House Republicans create process for selecting speaker nominee, starting with a two-thirds support threshold
Caucus adopted the new rule unanimously. The threshold for support of a speaker candidate is reduced to three fifths if it’s down to two members and two thirds can’t be achieved by either of them
Let’s recap. Speaker Joe Straus has decided to retire. The House GOP caucus has voted unanimously to move Texas politics away from the Texas Constitution and mirror the way the Swamp (Washington, D.C.) works. Because, you know, it works so well. To a rational person, it would appear that the Oust Straus folks in Texas have won the day. Key word: rational. From the headquarters of Oust Straus:
HOUSE GOP CAUCUS FAILS TO ADOPT MAJORITY-VOTE POLICY
In a stunning failure Friday, the Texas House GOP Caucus adopted a process for selecting a speaker candidate that is out of step with the Republican platform.
In recent months, GOP activists have urged House Republicans to adopt a process whereby they would unite around a candidate for Speaker. The move is designed to end a decade-long practice in which a minority of Republican legislators have partnered with Democrats to elect the chamber’s leader.
In September, the State Republican Executive Committee adopted a resolution stating “[T]he Republican Party of Texas expects Republican House Candidates in 2018 to indicate to the Republican Primary voters whether they will support the Republican Speaker candidate who wins the majority of the votes in the Republican Caucus.”
Until Friday, the only process proposed publicly by a working group of GOP legislators fit the party’s call by using a majority-vote threshold in order to select a nominee for Speaker. However, according to reports, only a small handful of the legislators voted against a last-minute amendment to raise the threshold to two-thirds and to allow for potentially unlimited rounds of balloting.
In other words, Republican legislators failed to honor the requests of GOP activists and voters to allow a majority of Republican lawmakers to nominate the next Speaker of the Texas House.
Braddock also had this:
Of course, it is still true that none of this would be binding on the members once they walk out onto the Texas House floor to cast their vote for speaker.
“If a member chooses to go their own way at that point, that’s their cross to bear,” said one Republican.
That’s because of that pesky thing called the Texas Constitution, which says this about electing a Speaker of the House:
Article 3, Section 9, (b) The House of Representatives shall, when it first assembles, organize temporarily, and thereupon proceed to the election of a Speaker from its own members.

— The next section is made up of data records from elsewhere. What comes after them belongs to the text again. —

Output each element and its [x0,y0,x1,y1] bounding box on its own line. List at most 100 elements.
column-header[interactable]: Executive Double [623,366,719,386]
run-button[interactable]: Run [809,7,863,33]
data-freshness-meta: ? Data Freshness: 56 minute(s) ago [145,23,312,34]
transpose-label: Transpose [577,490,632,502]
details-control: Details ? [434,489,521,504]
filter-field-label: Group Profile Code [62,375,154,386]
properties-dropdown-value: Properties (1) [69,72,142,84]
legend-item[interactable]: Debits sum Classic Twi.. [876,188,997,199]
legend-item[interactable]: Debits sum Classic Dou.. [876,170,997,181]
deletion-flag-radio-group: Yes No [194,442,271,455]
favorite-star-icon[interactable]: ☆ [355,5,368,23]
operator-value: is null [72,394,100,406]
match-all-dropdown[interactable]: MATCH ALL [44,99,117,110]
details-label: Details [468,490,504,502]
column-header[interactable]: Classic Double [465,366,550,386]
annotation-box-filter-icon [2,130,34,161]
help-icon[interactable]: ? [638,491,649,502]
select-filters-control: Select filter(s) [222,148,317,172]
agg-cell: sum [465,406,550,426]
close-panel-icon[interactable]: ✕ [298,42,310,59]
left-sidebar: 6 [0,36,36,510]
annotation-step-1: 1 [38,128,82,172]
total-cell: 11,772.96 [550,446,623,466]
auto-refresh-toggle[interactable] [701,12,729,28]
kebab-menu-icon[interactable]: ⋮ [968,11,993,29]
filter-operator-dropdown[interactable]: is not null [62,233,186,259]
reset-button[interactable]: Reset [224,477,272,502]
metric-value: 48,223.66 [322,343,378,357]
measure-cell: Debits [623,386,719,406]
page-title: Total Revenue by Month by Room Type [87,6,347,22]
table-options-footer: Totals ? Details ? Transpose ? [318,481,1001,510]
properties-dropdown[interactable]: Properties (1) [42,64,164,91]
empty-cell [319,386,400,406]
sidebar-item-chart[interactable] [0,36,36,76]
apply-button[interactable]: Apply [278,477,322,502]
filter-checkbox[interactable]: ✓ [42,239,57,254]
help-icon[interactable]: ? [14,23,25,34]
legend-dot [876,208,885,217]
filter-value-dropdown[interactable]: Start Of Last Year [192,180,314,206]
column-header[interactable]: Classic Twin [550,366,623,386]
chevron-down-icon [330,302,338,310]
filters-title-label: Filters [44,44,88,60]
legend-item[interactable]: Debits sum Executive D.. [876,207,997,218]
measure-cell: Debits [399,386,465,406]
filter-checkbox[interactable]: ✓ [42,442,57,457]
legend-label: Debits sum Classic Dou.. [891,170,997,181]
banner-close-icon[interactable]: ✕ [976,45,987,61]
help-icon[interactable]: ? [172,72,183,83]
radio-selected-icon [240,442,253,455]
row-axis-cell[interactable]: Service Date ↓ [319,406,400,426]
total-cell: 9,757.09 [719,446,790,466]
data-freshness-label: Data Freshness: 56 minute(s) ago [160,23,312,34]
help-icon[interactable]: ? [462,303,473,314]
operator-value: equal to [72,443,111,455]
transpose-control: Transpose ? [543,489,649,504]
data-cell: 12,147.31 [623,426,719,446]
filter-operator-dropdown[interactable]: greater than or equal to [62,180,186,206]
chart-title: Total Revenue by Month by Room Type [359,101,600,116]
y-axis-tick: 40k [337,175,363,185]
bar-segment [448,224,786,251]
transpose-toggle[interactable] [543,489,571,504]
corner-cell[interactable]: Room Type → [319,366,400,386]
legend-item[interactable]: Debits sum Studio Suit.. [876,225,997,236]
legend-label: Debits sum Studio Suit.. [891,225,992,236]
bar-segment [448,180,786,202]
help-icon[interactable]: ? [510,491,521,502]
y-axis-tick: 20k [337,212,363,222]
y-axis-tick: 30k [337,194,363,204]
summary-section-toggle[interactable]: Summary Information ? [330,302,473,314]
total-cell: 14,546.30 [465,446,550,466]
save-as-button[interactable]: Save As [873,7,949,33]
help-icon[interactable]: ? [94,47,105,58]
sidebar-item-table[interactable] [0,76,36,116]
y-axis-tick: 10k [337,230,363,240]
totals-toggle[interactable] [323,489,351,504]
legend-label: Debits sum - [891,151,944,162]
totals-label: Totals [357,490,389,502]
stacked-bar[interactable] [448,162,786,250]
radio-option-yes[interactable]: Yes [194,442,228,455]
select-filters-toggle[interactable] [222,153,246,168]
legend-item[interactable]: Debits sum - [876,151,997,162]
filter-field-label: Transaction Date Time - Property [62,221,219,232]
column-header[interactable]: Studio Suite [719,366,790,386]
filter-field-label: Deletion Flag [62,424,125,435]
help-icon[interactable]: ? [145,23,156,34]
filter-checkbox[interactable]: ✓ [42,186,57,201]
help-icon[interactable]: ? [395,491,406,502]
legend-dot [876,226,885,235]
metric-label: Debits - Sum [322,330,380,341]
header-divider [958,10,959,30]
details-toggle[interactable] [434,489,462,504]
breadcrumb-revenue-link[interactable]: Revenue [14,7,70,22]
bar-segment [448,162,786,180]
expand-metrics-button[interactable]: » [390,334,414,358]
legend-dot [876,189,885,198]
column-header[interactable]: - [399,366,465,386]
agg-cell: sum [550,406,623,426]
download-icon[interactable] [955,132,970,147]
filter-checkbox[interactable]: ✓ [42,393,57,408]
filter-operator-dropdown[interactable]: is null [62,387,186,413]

Pretty amazing to me that the same people that scream every day about draining the swamp in Washington, D.C. want to move it to Austin, TX.
What does this mean in reality, assuming that all of the Republicans stick together and ignore the traditional interpretation of the Texas Constitution, which allows all members a vote regardless of their party affiliation? In practical terms it means that a minority of the elected representatives in the state could control the House. Ross Ramsey wrote about this in the Texas Tribune back in August.
Analysis: The tyranny of the minority
Changing the rules, however, could put someone other than an establishment Republican like Straus in the speaker’s chair. Whichever GOP faction controls, the next speaker could be “representing” a House where 102 members — the rest of the Republicans and the 55 Democrats — wanted someone else in the top spot.
That seems contrary to the name of the institution. If you’re comparison-shopping, it’s a move that would make the state House more like the federal House, which already relies on parties to choose their leaders. The Democrats, in particular, would have no investment in the political leadership of the House if the leader was chosen by a Republican bloc: That’s a recipe for stalemates.
When Ramsey wrote that, he used the Empower Texans preferred method of a simple majority of GOP members. And he assumed that there would still be 95 GOP members at the beginning of the 86th session. With the rules adopted using the 2/3rd / 3/5th process, it would take 64 or 57 members, either of which would still be a minority of the 150 House members.
Some would say that the tyranny of the minority is an apt description of what has become of Texas government because so few Texans participate in the primary process. If people really, truly want change, then the majority of Texas voters will have to start voting in the primary. Or, if you really, truly want a mess, vote for the Democratic ticket. After all, if you want it to be a swamp, why go swamp lite?